Though I never actually expect to move, I still manage to be disappointed when I don't; I can't help but feel that whomever is administering the exam is disappointed, as well. It's rather silly, really. It's not as if I could study for the exam. But, again, no amount of rationalization seems to allay my inner critics. (I have my own personal peanut gallery, but that is a story for another day.)
What I find more exasperating than any other aspect of the ASIA exam is when I feel the muscle move but they don't. I know it's there; I can feel it, I can flex it, I can intentionally, purposefully cause it to contract. Or can I? While I realize that the movement is weak and thus difficult to detect, I'm sure it's there. I'm sure I'm moving it. I'm sure, that is, until the doctor or therapist is unable to detect it.
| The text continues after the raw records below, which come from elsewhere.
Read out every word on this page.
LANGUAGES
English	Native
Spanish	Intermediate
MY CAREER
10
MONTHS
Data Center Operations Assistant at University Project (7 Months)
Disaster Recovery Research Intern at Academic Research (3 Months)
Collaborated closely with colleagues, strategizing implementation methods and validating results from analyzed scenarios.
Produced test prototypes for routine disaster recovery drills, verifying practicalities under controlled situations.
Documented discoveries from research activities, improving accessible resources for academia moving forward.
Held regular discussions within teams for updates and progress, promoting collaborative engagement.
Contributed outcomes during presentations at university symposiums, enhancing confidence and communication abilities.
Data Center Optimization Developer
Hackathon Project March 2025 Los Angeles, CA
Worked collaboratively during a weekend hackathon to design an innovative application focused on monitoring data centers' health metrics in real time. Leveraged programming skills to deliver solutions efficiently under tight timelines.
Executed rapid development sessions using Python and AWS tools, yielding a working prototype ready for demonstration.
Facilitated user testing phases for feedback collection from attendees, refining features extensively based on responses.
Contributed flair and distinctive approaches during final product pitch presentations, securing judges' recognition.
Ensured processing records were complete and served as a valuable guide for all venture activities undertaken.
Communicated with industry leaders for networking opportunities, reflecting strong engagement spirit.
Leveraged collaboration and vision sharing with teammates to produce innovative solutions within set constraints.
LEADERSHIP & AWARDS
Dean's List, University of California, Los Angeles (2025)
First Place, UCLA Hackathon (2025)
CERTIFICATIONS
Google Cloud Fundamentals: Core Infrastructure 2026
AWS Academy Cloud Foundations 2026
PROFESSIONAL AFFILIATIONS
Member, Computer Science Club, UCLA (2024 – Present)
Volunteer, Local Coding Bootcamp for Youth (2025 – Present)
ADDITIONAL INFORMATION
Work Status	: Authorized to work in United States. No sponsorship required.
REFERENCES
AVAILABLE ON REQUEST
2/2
That particular frustration is typically fleeting, because I know that if I can feel it – even if they can't – there is a connection. Something is getting through. A nerve impulse is making the trip, unmarred and uninterrupted, from my brain to the muscle – that means there is the distinct possibility for improvement.
I know this from experience. I can remember sitting in the OT/PT gym at NRH, not long after I was injured, telling the therapist that there was something in my left arm – that I could flex my biceps. She tested and retested, but felt nothing. It was three years before I was able to lift my hand up to my face; two more years passed before my biceps was strong enough to reliably drive my chair. Who knows if it would've come back at all, if I hadn't been so stubborn and kept trying to move my arm until it did. Who knows how much faster it would've returned if I'd had the kind of therapy practiced at the ICSCI.